Government will seek Parliament’s approval to restructure about GH¢5.8 billion of legacy debt owed by the Ghana Cocoa Board (COCOBOD) to the Bank of Ghana and the Ministry of Finance (Ghana). Finance Minister Cassiel Ato Forson said the plan is central to stabilising the cocoa sector and restoring COCOBOD’s balance sheet. He announced the measures at a press briefing in Accra.
COCOBOD debt restructuring: what government plans to change
The restructuring targets legacy obligations that have strained cash flow and investor confidence. Officials say the overhaul should ease pressure on the regulator and align with broader reforms now before Parliament. “Legacy debt” refers to liabilities from past policies and projects that still weigh on current finances. Cabinet support includes options to convert or reprofile portions of the GH¢5.8 billion and tighten oversight.

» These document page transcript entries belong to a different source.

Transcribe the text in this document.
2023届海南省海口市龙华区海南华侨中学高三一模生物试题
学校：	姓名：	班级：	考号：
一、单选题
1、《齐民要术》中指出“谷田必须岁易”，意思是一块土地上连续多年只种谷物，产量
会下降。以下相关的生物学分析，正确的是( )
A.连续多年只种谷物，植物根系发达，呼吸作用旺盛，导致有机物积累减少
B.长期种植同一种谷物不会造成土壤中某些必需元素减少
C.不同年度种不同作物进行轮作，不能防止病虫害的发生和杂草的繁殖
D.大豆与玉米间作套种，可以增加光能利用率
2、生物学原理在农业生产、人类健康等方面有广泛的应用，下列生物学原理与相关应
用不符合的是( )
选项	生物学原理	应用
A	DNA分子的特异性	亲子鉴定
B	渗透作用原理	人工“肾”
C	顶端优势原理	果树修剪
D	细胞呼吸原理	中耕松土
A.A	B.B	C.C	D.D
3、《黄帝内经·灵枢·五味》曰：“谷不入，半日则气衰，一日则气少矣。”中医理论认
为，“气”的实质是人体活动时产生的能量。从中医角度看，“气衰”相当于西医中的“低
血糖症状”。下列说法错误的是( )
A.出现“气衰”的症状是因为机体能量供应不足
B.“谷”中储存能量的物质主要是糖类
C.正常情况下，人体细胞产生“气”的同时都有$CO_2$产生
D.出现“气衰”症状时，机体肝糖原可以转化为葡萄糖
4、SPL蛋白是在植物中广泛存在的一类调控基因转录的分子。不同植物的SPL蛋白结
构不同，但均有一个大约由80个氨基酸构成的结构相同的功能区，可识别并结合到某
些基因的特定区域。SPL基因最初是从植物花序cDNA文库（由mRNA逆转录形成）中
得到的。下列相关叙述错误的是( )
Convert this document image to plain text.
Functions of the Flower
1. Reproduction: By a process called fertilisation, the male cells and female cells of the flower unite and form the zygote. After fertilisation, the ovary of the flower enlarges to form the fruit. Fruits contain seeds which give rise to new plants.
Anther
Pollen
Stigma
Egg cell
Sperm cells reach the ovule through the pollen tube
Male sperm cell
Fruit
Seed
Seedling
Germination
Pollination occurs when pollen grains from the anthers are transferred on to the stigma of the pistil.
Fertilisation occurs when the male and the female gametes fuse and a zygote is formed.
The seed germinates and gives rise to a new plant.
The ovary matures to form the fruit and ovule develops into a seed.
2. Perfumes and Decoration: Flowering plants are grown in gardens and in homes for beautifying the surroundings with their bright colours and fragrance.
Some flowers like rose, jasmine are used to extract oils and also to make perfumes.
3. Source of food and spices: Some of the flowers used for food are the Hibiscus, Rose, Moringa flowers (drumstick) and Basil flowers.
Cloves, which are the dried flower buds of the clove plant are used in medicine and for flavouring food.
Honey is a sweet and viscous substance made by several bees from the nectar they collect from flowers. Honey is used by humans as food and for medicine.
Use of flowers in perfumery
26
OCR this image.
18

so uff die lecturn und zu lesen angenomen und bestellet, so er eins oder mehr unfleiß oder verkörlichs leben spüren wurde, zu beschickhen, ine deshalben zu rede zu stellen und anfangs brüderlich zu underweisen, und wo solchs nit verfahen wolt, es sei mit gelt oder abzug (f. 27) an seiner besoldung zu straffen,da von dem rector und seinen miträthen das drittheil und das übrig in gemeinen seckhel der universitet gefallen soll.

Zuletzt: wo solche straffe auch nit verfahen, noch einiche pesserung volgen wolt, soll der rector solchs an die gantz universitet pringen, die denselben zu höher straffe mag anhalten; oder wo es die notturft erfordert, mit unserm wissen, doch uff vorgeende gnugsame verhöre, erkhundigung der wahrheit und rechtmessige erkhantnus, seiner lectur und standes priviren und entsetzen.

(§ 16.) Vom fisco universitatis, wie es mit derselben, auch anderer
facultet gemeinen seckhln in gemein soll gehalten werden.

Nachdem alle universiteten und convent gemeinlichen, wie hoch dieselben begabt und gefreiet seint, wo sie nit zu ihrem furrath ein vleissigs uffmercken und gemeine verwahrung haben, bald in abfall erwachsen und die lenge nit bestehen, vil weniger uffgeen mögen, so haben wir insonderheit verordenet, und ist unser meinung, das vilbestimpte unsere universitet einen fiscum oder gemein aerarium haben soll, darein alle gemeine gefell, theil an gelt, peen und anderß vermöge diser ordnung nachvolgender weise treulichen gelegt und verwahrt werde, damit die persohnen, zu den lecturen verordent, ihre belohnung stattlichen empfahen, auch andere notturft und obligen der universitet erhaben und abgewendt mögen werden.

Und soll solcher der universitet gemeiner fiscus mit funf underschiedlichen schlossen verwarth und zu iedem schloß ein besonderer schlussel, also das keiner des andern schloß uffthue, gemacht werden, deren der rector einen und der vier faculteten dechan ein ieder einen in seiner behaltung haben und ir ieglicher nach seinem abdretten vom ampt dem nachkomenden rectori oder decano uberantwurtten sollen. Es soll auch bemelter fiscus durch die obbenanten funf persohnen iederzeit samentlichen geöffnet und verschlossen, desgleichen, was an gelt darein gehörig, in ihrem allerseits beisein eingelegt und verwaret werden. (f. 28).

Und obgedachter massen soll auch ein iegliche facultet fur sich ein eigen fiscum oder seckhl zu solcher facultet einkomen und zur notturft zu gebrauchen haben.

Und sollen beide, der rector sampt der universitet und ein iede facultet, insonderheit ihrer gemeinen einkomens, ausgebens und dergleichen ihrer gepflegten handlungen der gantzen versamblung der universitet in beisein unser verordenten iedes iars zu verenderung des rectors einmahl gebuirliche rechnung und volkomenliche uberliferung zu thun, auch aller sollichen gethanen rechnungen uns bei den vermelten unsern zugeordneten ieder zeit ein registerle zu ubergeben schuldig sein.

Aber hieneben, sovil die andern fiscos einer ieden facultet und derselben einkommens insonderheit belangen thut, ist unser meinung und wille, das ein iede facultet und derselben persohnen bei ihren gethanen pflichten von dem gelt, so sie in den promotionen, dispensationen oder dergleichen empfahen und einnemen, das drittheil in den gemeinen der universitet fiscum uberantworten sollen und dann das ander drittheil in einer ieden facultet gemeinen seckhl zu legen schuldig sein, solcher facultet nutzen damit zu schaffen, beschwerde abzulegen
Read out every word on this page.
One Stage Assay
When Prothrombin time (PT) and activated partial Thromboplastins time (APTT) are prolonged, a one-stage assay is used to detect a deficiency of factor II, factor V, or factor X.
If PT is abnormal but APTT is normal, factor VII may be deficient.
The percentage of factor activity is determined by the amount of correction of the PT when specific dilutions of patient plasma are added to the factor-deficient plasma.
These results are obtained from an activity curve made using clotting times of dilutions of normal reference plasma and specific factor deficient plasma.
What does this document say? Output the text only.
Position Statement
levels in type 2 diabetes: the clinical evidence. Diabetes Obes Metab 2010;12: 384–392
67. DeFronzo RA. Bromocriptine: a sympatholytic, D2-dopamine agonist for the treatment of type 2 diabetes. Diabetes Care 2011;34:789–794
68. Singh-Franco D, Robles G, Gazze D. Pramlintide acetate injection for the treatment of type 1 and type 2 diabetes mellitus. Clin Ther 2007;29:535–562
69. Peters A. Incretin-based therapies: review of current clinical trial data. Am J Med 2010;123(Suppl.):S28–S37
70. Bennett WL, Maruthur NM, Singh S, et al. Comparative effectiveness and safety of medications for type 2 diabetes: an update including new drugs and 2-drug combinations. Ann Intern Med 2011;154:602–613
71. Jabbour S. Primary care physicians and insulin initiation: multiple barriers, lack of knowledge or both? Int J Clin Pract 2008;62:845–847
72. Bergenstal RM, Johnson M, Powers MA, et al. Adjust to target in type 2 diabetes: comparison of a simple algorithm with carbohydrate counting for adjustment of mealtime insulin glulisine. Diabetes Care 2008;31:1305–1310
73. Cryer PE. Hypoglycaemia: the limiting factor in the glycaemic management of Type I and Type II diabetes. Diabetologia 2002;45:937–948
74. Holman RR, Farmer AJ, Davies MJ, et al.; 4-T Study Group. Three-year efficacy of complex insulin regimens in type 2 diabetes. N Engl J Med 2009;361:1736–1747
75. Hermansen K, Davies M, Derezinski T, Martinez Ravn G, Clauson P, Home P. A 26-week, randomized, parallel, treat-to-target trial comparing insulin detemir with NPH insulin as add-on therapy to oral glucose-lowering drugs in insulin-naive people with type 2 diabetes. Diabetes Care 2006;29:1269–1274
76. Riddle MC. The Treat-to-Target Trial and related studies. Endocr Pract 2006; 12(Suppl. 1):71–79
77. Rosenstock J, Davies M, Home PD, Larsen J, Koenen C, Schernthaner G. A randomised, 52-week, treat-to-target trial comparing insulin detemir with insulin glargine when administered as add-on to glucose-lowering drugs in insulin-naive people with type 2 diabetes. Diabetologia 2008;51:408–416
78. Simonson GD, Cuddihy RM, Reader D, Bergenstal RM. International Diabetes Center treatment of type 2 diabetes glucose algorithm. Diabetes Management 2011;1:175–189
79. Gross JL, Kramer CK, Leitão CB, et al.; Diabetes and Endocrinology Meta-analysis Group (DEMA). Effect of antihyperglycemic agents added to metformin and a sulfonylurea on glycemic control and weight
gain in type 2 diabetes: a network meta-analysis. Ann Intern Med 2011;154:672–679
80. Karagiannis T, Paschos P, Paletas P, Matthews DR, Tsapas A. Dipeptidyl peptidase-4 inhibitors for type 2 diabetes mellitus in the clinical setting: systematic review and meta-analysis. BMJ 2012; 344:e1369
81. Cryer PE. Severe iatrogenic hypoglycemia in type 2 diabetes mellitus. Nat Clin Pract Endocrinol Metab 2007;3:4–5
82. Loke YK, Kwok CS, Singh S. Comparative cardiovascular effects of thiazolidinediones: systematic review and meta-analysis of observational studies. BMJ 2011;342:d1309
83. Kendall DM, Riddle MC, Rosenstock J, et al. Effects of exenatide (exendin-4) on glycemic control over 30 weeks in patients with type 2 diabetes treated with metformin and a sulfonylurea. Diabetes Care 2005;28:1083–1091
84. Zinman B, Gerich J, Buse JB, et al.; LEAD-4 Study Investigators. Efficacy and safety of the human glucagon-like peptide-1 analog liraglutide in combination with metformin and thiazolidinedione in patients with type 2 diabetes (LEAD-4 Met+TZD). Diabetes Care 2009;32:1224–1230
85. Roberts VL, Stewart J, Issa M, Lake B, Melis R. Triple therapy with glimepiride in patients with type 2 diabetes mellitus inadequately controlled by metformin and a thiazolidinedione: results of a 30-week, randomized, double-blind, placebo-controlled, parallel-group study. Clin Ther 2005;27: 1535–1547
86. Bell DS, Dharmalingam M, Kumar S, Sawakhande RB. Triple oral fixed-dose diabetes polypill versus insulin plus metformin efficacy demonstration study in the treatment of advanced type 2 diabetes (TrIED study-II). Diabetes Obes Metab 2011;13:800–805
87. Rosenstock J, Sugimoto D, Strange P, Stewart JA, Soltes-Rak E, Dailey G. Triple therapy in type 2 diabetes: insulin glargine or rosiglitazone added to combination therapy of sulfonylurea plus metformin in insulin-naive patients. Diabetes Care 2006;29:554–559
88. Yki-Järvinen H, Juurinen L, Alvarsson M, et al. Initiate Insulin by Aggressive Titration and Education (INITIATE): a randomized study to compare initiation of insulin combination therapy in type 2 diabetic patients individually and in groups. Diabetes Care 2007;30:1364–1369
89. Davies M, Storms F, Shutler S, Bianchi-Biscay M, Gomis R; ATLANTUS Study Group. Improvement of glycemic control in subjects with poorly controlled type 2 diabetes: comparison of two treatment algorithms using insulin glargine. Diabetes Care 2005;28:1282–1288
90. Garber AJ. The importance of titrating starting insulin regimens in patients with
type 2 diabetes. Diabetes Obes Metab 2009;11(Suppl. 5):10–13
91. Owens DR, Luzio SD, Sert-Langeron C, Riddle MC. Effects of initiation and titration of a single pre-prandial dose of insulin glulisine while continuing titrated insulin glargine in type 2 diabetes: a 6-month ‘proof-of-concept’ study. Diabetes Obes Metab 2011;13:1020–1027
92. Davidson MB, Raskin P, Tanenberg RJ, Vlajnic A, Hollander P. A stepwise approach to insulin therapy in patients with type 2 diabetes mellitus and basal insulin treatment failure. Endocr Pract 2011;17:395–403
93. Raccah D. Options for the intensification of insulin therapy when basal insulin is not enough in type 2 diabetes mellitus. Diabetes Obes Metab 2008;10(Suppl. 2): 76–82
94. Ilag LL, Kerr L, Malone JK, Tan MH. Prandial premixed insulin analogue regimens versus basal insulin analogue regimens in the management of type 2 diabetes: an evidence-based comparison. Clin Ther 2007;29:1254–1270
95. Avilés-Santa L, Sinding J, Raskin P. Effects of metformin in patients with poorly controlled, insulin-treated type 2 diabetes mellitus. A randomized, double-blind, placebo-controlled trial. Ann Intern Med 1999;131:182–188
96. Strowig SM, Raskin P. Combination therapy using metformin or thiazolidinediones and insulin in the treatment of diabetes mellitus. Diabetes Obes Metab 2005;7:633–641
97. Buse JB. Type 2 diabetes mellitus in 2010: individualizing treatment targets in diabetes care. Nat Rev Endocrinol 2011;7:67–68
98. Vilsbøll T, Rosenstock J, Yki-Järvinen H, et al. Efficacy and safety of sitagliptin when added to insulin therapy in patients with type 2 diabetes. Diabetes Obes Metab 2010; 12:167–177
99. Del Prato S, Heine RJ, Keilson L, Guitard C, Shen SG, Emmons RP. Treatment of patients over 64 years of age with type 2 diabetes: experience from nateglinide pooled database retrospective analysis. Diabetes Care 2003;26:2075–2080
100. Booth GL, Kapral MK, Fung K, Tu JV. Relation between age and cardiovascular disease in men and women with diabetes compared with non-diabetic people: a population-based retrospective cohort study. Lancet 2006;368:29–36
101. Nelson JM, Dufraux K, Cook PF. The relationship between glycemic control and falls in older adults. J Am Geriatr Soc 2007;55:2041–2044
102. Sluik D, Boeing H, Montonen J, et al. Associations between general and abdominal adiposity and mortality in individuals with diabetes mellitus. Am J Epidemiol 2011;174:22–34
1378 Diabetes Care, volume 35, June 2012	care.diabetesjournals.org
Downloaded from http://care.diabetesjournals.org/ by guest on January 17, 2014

Ending quasi-fiscal spending to refocus the Board
Dr. Forson said COCOBOD will be barred from “quasi-fiscal” activities—government-type spending conducted outside the budget—such as funding road construction. A forthcoming Cocoa Board Bill will codify this shift and move cocoa-roads liabilities to the appropriate ministries. The objective is clear: keep COCOBOD focused on production, regulation and marketing, with stronger fiscal discipline.
Oversight push: forensic and criminal audit over eight years
The Attorney-General will initiate a concurrent forensic and criminal audit of COCOBOD’s activities covering the last eight years. The review will examine financial management, procurement and any irregularities. Authorities say the exercise aims to enforce accountability and rebuild confidence across the cocoa value chain.
Pricing, financing and the wider reform track
The debt plan sits alongside a domestic cocoa-bond financing model and steps to boost local processing. Policy proposals would link the farmgate price more closely to international benchmarks. The government has also signalled a medium-term goal to process a larger share of Ghana’s beans locally, with measures to reduce arrears and curb smuggling.
Government frames the GH¢5.8 billion restructuring, the ban on quasi-fiscal spending and the eight-year audit as a unified programme to stabilise COCOBOD. The next milestones are parliamentary approval of the debt plan, operational transfer of liabilities and the start of the Attorney-General’s probe.